Optimizing static risk-averse objectives in Markov decision processes is difficult because they do not admit standard dynamic programming equations common in Reinforcement Learning (RL) algorithms. Dynamic programming decompositions that augment the state space with discrete risk levels have recently gained popularity in the RL community. Prior work has shown that these decompositions are optimal when the risk level is discretized sufficiently. However, we show that these popular decompositions for Conditional-Value-at-Risk (CVaR) and Entropic-Value-at-Risk (EVaR) are inherently suboptimal regardless of the discretization level. In particular, we show that a saddle point property assumed to hold in prior literature may be violated. However, a decomposition does hold for Value-at-Risk and our proof demonstrates how this risk measure differs from CVaR and EVaR. Our findings are significant because risk-averse algorithms are used in high-stake environments, making their correctness much more critical.
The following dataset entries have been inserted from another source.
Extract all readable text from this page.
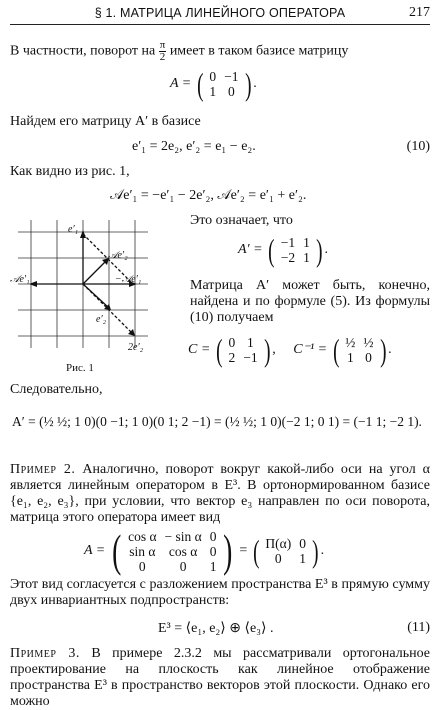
§ 1. МАТРИЦА ЛИНЕЙНОГО ОПЕРАТОРА	217
В частности, поворот на $\frac{\pi}{2}$ имеет в таком базисе матрицу
A = ( 0	−1
1	0 ) .
Найдем его матрицу A′ в базисе
e′₁ = 2e₂, e′₂ = e₁ − e₂.	(10)
Как видно из рис. 1,
𝒜e′₁ = −e′₁ − 2e′₂, 𝒜e′₂ = e′₁ + e′₂.
e′₁
𝒜e′₂
𝒜e′₁	−𝒜e′₁
e′₂
2e′₂
Рис. 1
Это означает, что
A′ = ( −1	1
−2	1 ) .
Матрица A′ может быть, конечно, найдена и по формуле (5). Из формулы (10) получаем
C = ( 0	1
2	−1 ) , C⁻¹ = ( ½	½
1	0 ) .
Следовательно,
A′ = (½ ½; 1 0)(0 −1; 1 0)(0 1; 2 −1) = (½ ½; 1 0)(−2 1; 0 1) = (−1 1; −2 1).
Пример 2. Аналогично, поворот вокруг какой-либо оси на угол α является линейным оператором в E³. В ортонормированном базисе {e₁, e₂, e₃}, при условии, что вектор e₃ направлен по оси поворота, матрица этого оператора имеет вид
A = ( cos α	− sin α	0
sin α	cos α	0
0	0	1 ) = ( Π(α)	0
0	1 ) .
Этот вид согласуется с разложением пространства E³ в прямую сумму двух инвариантных подпространств:
E³ = ⟨e₁, e₂⟩ ⊕ ⟨e₃⟩ .	(11)
Пример 3. В примере 2.3.2 мы рассматривали ортогональное проектирование на плоскость как линейное отображение пространства E³ в пространство векторов этой плоскости. Однако его можно
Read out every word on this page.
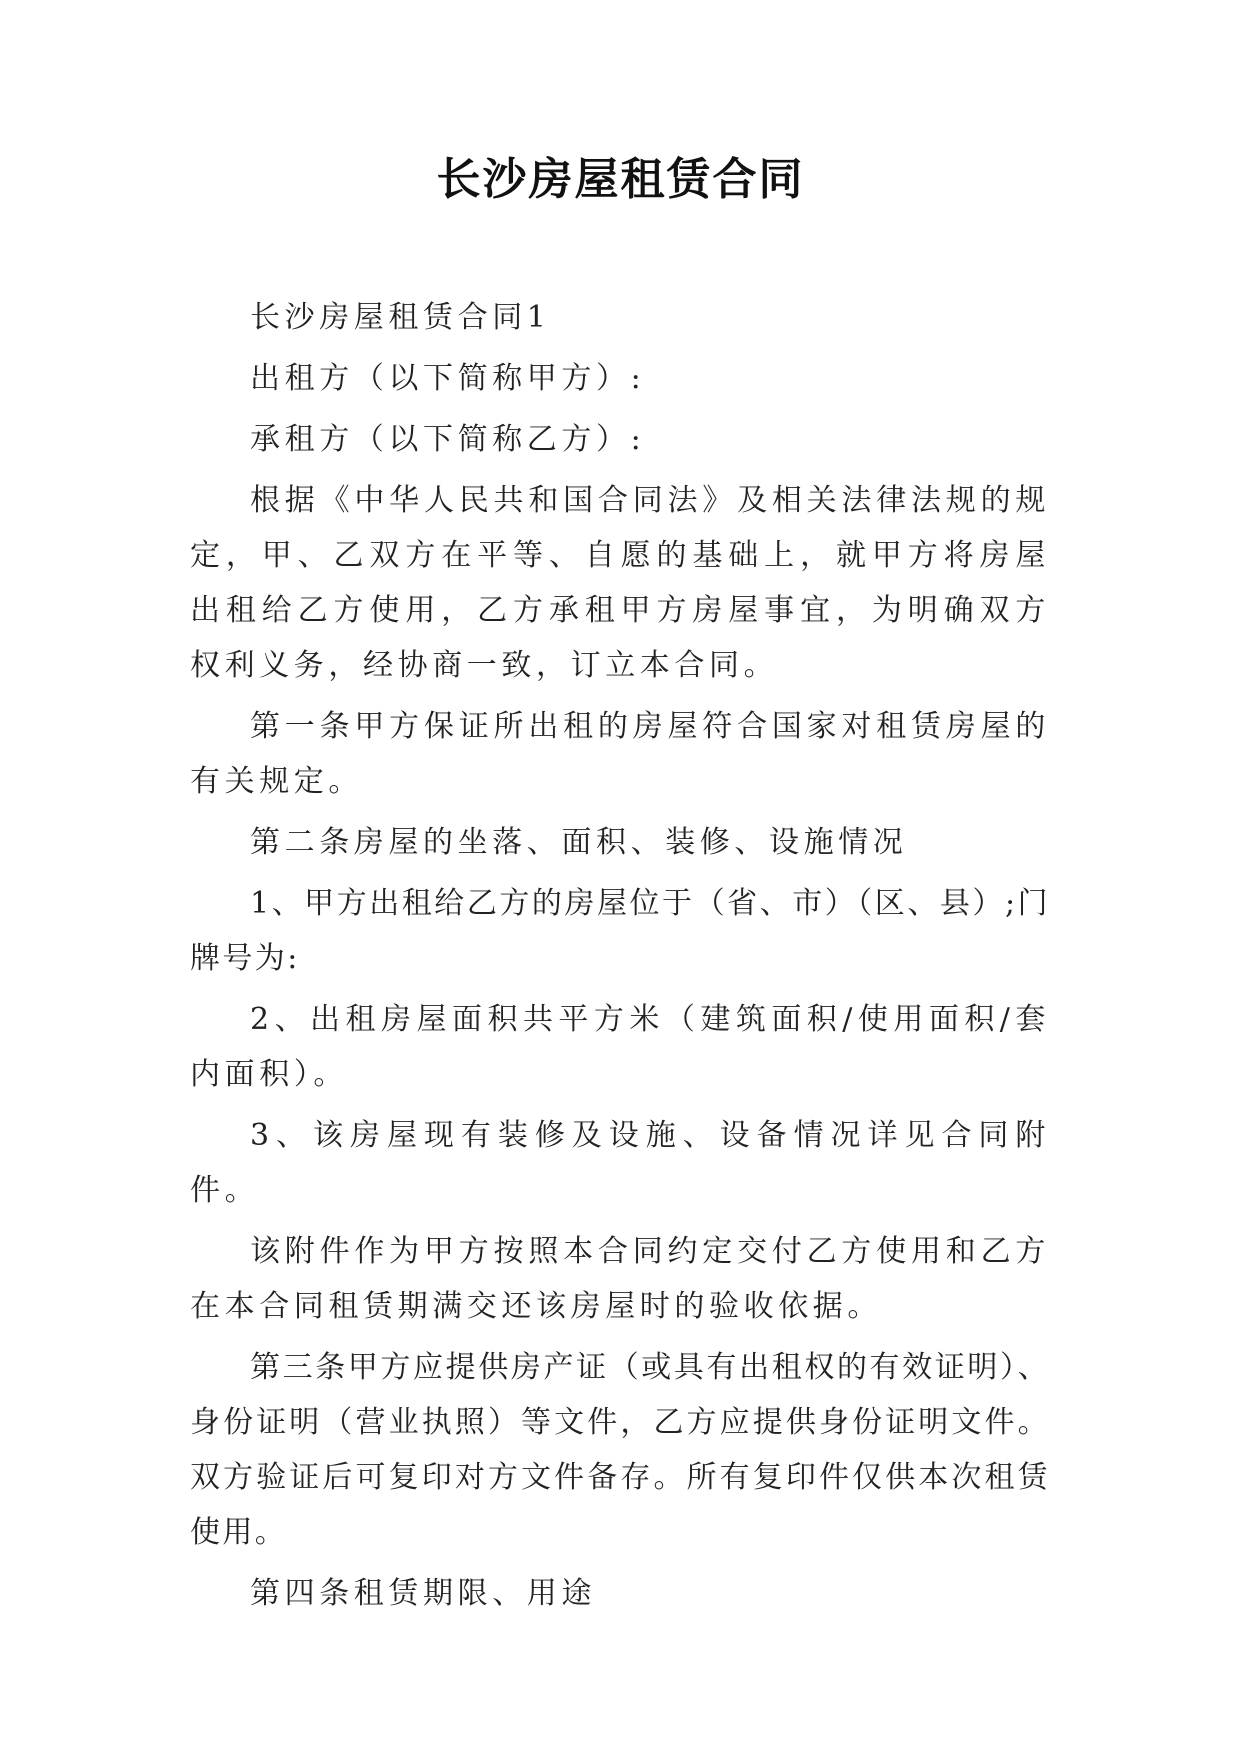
长沙房屋租赁合同

长沙房屋租赁合同1

出租方（以下简称甲方）:

承租方（以下简称乙方）:

根据《中华人民共和国合同法》及相关法律法规的规定，甲、乙双方在平等、自愿的基础上，就甲方将房屋出租给乙方使用，乙方承租甲方房屋事宜，为明确双方权利义务，经协商一致，订立本合同。

第一条甲方保证所出租的房屋符合国家对租赁房屋的有关规定。

第二条房屋的坐落、面积、装修、设施情况

1、甲方出租给乙方的房屋位于（省、市）（区、县）;门牌号为:

2、出租房屋面积共平方米（建筑面积/使用面积/套内面积）。

3、该房屋现有装修及设施、设备情况详见合同附件。

该附件作为甲方按照本合同约定交付乙方使用和乙方在本合同租赁期满交还该房屋时的验收依据。

第三条甲方应提供房产证（或具有出租权的有效证明）、身份证明（营业执照）等文件，乙方应提供身份证明文件。双方验证后可复印对方文件备存。所有复印件仅供本次租赁使用。

第四条租赁期限、用途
翻译：在马尔可夫决策过程中优化静态风险厌恶目标具有难度，因其不满足强化学习算法中常见的标准动态规划方程。近年来，通过离散风险水平增强状态空间的动态规划分解在强化学习领域广受关注。先前研究表明，当风险水平充分离散化时，这些分解方法具有最优性。然而，我们证明针对条件风险价值和熵风险价值的这类主流分解方法，无论离散化程度如何，本质上均非最优。特别地，我们指出现有文献中假设成立的鞍点性质可能被违反。不过，价值风险确实存在有效分解，我们通过证明揭示了该风险测度与条件风险价值及熵风险价值的本质差异。由于风险规避算法被广泛应用于高风险场景，其正确性至关重要，因此本研究具有重大意义。